Reflecting the toughened nature of thoroughbred racing, Churchill Downs officials released a stern statement.

To be clear, if the findings are upheld, Medina Spirit’s results in the Kentucky Derby will be invalidated and Mandaloun will be declared the winner. Churchill Downs will not tolerate it. Given the seriousness of the alleged offense, Churchill Downs will immediately suspend Bob Baffert, the trainer of Medina Spirit, from entering any horses at Churchill Downs Racetrack.”

The suspension, for now, holds no timeframe. Following the second round of clinical tests, Baffert, and the owners of Medina Spirit, will go through a period of due process within the sport. If the positive test is upheld, then the ownership group will be forfeiting the winnings from The Derby. That $1.8 million payout would then be made to the second-place finisher, Mandaloun.

Last year, a sweeping investigation indicted dozens of prominent trainers, vets, and medical experts, mostly involving doping of horses to a degree intended to evade the increased drug-testing standards. As the oversight authorities strive to catch up to the evolving efforts made behind closed stable doors it is going to be watched intently to find out how much Baffert was in the know.

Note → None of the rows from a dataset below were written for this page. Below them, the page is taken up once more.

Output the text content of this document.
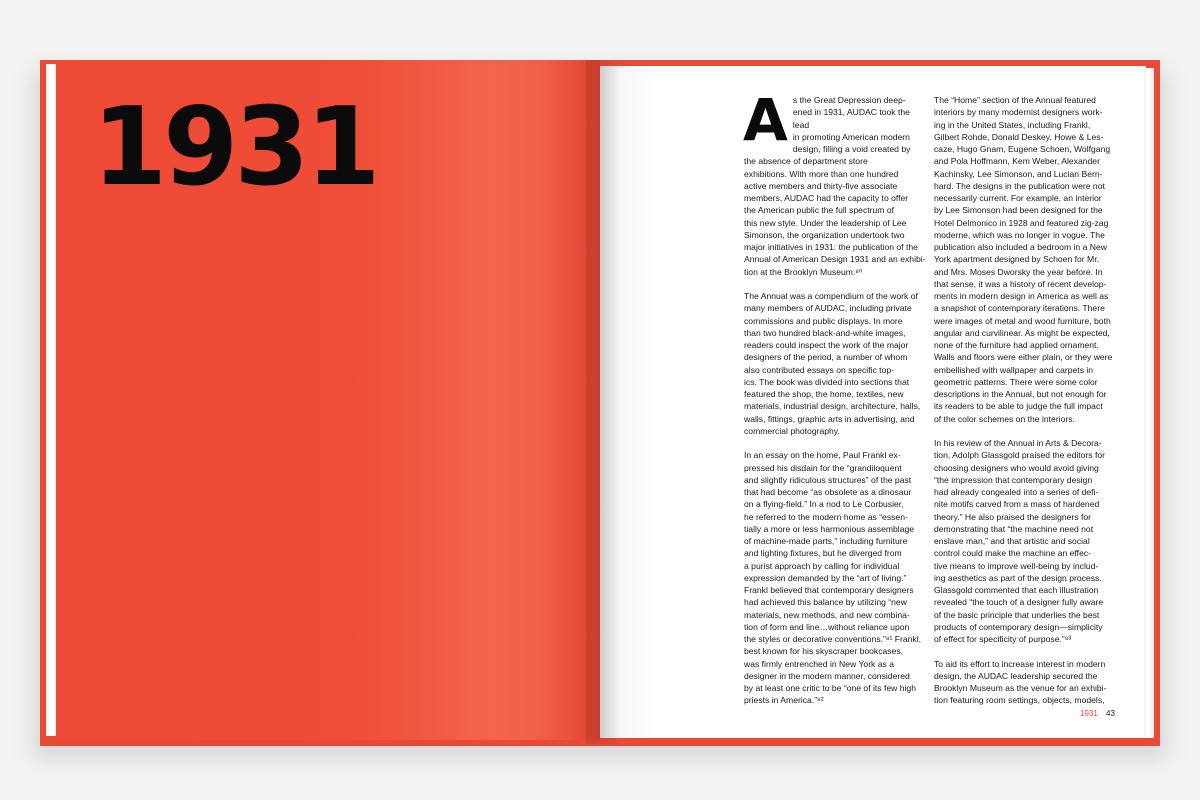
1931	As the Great Depression deep-
ened in 1931, AUDAC took the lead
in promoting American modern
design, filling a void created by
the absence of department store
exhibitions. With more than one hundred
active members and thirty-five associate
members, AUDAC had the capacity to offer
the American public the full spectrum of
this new style. Under the leadership of Lee
Simonson, the organization undertook two
major initiatives in 1931: the publication of the
Annual of American Design 1931 and an exhibi-
tion at the Brooklyn Museum.⁸⁰

The Annual was a compendium of the work of
many members of AUDAC, including private
commissions and public displays. In more
than two hundred black-and-white images,
readers could inspect the work of the major
designers of the period, a number of whom
also contributed essays on specific top-
ics. The book was divided into sections that
featured the shop, the home, textiles, new
materials, industrial design, architecture, halls,
walls, fittings, graphic arts in advertising, and
commercial photography.

In an essay on the home, Paul Frankl ex-
pressed his disdain for the “grandiloquent
and slightly ridiculous structures” of the past
that had become “as obsolete as a dinosaur
on a flying-field.” In a nod to Le Corbusier,
he referred to the modern home as “essen-
tially a more or less harmonious assemblage
of machine-made parts,” including furniture
and lighting fixtures, but he diverged from
a purist approach by calling for individual
expression demanded by the “art of living.”
Frankl believed that contemporary designers
had achieved this balance by utilizing “new
materials, new methods, and new combina-
tion of form and line…without reliance upon
the styles or decorative conventions.”⁸¹ Frankl,
best known for his skyscraper bookcases,
was firmly entrenched in New York as a
designer in the modern manner, considered
by at least one critic to be “one of its few high
priests in America.”⁸²

The “Home” section of the Annual featured
interiors by many modernist designers work-
ing in the United States, including Frankl,
Gilbert Rohde, Donald Deskey, Howe & Les-
caze, Hugo Gnam, Eugene Schoen, Wolfgang
and Pola Hoffmann, Kem Weber, Alexander
Kachinsky, Lee Simonson, and Lucian Bern-
hard. The designs in the publication were not
necessarily current. For example, an interior
by Lee Simonson had been designed for the
Hotel Delmonico in 1928 and featured zig-zag
moderne, which was no longer in vogue. The
publication also included a bedroom in a New
York apartment designed by Schoen for Mr.
and Mrs. Moses Dworsky the year before. In
that sense, it was a history of recent develop-
ments in modern design in America as well as
a snapshot of contemporary iterations. There
were images of metal and wood furniture, both
angular and curvilinear. As might be expected,
none of the furniture had applied ornament.
Walls and floors were either plain, or they were
embellished with wallpaper and carpets in
geometric patterns. There were some color
descriptions in the Annual, but not enough for
its readers to be able to judge the full impact
of the color schemes on the interiors.

In his review of the Annual in Arts & Decora-
tion, Adolph Glassgold praised the editors for
choosing designers who would avoid giving
“the impression that contemporary design
had already congealed into a series of defi-
nite motifs carved from a mass of hardened
theory.” He also praised the designers for
demonstrating that “the machine need not
enslave man,” and that artistic and social
control could make the machine an effec-
tive means to improve well-being by includ-
ing aesthetics as part of the design process.
Glassgold commented that each illustration
revealed “the touch of a designer fully aware
of the basic principle that underlies the best
products of contemporary design—simplicity
of effect for specificity of purpose.”⁸³

To aid its effort to increase interest in modern
design, the AUDAC leadership secured the
Brooklyn Museum as the venue for an exhibi-
tion featuring room settings, objects, models,

1931 43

One horseman looking at the story, Chris Brown, offered this observation on the matter and on Baffert, reflecting on his recent issues with the drug at issue.


Baffert declared he wanted to be fully transparent on the matter, though when asked if he would release the veterinary reports to the public, the trainer hedged. “I’ll release them to the KHRC,” he explained, referring to the Kentucky Horse Racing Commission.